George Aubrey Lyward OBE (1894 – 22 June 1973) was a British educationist and psychotherapist who founded and led Finchden Manor, a "community for delinquent, disturbed or disturbing boys" in Tenterden, Kent, UK.
He was appointed an Officer of the Order of the British Empire (OBE) in 1970.
He featured in the BBC Radio 4 series Great Lives in May 2012, nominated by singer Tom Robinson. Robinson had attended Finchden Manor after a suicide attempt when aged 16, and said that Lyward saved his life.
Lyward grew up in the Clapham Junction area of south London. His father was an opera singer but left home while Lyward was very young, and his mother worked as a primary school teacher. He had three sisters. He won a scholarship to Emanuel School in Battersea, and there became a prefect, Head of House, and a sergeant in the Officers' Training Corps, and played rugby in the first XV despite a history of childhood polio which had left him with a weak leg.
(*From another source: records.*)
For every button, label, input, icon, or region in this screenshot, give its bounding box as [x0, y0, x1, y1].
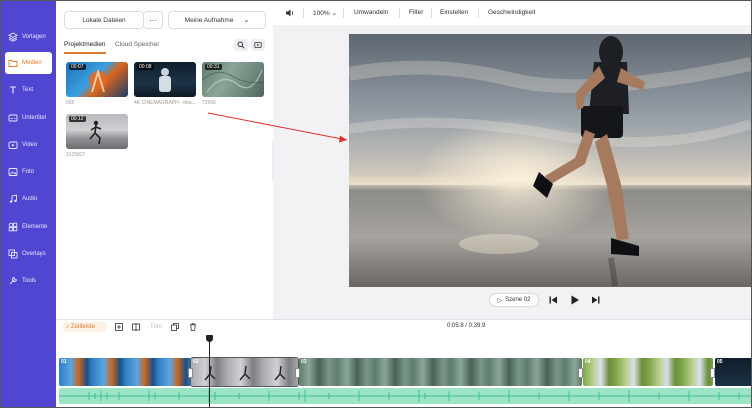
- time-axis-button[interactable]: ♪ Zeitleiste: [63, 322, 107, 332]
- play-button[interactable]: [570, 293, 580, 307]
- clip-number: 04: [585, 359, 591, 365]
- clip-trim-handle[interactable]: [578, 368, 583, 378]
- timecode: 0:05.8 / 0:39.9: [447, 323, 486, 329]
- previous-button[interactable]: [549, 293, 558, 307]
- play-icon: ▷: [497, 297, 503, 304]
- clip-number: 03: [301, 359, 307, 365]
- clip-trim-handle-right[interactable]: [295, 368, 300, 378]
- clip-number: 05: [717, 359, 723, 365]
- trim-button[interactable]: Trim: [150, 322, 162, 332]
- app-window: Vorlagen Medien Text Untertitel Video Fo…: [0, 0, 752, 408]
- duplicate-button[interactable]: [171, 322, 179, 332]
- playhead-handle[interactable]: [206, 335, 213, 342]
- playhead[interactable]: [209, 339, 210, 407]
- timeline-clip-1[interactable]: 01: [59, 358, 191, 386]
- add-button[interactable]: [115, 322, 123, 332]
- split-icon: [132, 323, 140, 331]
- scene-play-button[interactable]: ▷ Szene 02: [489, 293, 539, 307]
- time-axis-label: Zeitleiste: [71, 324, 96, 330]
- music-note-icon: ♪: [66, 324, 69, 330]
- clip-trim-handle-left[interactable]: [188, 368, 193, 378]
- copy-icon: [171, 323, 179, 331]
- play-icon: [571, 295, 579, 305]
- add-icon: [115, 323, 123, 331]
- split-button[interactable]: [132, 322, 140, 332]
- timeline-clip-3[interactable]: 03: [299, 358, 582, 386]
- scene-label: Szene 02: [505, 297, 531, 303]
- audio-track[interactable]: [59, 388, 751, 404]
- trash-icon: [190, 323, 196, 331]
- skip-forward-icon: [592, 296, 600, 304]
- next-button[interactable]: [591, 293, 600, 307]
- timeline-clip-4[interactable]: 04: [583, 358, 713, 386]
- audio-waveform: [59, 390, 751, 402]
- delete-button[interactable]: [189, 322, 197, 332]
- timeline-clip-5[interactable]: 05: [715, 358, 751, 386]
- timeline-clip-2[interactable]: 02: [190, 357, 299, 387]
- clip-frames: [204, 365, 286, 381]
- clip-number: 01: [61, 359, 67, 365]
- clip-trim-handle[interactable]: [710, 368, 715, 378]
- skip-back-icon: [549, 296, 557, 304]
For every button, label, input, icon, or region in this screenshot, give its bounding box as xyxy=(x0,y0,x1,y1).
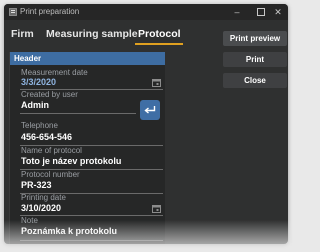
maximize-button[interactable] xyxy=(253,6,269,18)
field-underline xyxy=(20,113,136,114)
protocol-number-field[interactable]: PR-323 xyxy=(21,180,52,191)
minimize-button[interactable]: – xyxy=(229,6,245,18)
close-button[interactable]: Close xyxy=(223,73,287,88)
enter-icon xyxy=(144,106,156,114)
print-preparation-window: Print preparation – ✕ Firm Measuring sam… xyxy=(4,4,288,244)
panel-title: Header xyxy=(10,52,165,65)
maximize-icon xyxy=(257,7,265,16)
app-icon xyxy=(9,8,17,16)
calendar-icon[interactable] xyxy=(152,204,161,213)
telephone-label: Telephone xyxy=(21,121,58,130)
tab-protocol[interactable]: Protocol xyxy=(138,28,181,40)
created-by-user-label: Created by user xyxy=(21,90,78,99)
calendar-icon[interactable] xyxy=(152,78,161,87)
print-preview-button[interactable]: Print preview xyxy=(223,31,287,46)
field-underline xyxy=(20,215,163,216)
tab-measuring-sample[interactable]: Measuring sample xyxy=(46,28,138,40)
created-by-user-field[interactable]: Admin xyxy=(21,100,49,111)
name-of-protocol-field[interactable]: Toto je název protokolu xyxy=(21,156,121,167)
protocol-number-label: Protocol number xyxy=(21,170,80,179)
telephone-field[interactable]: 456-654-546 xyxy=(21,132,72,143)
tab-firm[interactable]: Firm xyxy=(11,28,34,40)
printing-date-label: Printing date xyxy=(21,193,66,202)
note-field[interactable]: Poznámka k protokolu xyxy=(21,226,117,237)
header-panel: Header Measurement date 3/3/2020 Created… xyxy=(9,52,165,244)
name-of-protocol-label: Name of protocol xyxy=(21,146,82,155)
enter-button[interactable] xyxy=(140,100,160,120)
title-bar: Print preparation – ✕ xyxy=(4,4,288,20)
note-label: Note xyxy=(21,216,38,225)
measurement-date-label: Measurement date xyxy=(21,68,88,77)
active-tab-indicator xyxy=(135,43,183,45)
close-window-button[interactable]: ✕ xyxy=(270,6,286,18)
window-title: Print preparation xyxy=(20,7,80,16)
print-button[interactable]: Print xyxy=(223,52,287,67)
printing-date-field[interactable]: 3/10/2020 xyxy=(21,203,61,214)
tab-bar: Firm Measuring sample Protocol xyxy=(4,26,219,46)
field-underline xyxy=(20,240,163,241)
measurement-date-field[interactable]: 3/3/2020 xyxy=(21,77,56,88)
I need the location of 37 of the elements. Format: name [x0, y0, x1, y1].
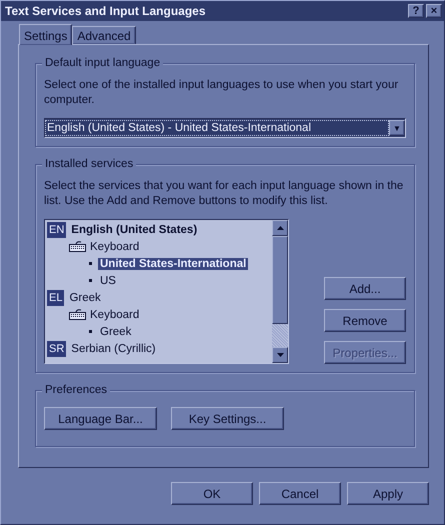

After leaving school he taught in two prep schools and at Kingston Grammar School and then returned to Emanuel as a master, before winning in 1917 a choral scholarship to study at St John's College, Cambridge where he took a history degree. In 1918 he obtained the post of house-tutor at The Perse School in Cambridge in order to supplement his modest choral scholarship funds. In 1920 he started studying for ordination at Bishop's College, Cheshunt, but abandoned this two weeks before his planned ordination.
He taught again at Emanuel, then in 1923 moved to Trinity College, Glenalmond to work with the sixth form students, developing his ideas about teaching this age group. In 1928 a broken engagement led to a breakdown and treatment by Hugh Crichton-Miller, who later asked Lyward to help with some of his own boy patients. This work led directly to Lyward's work at Finchden Manor.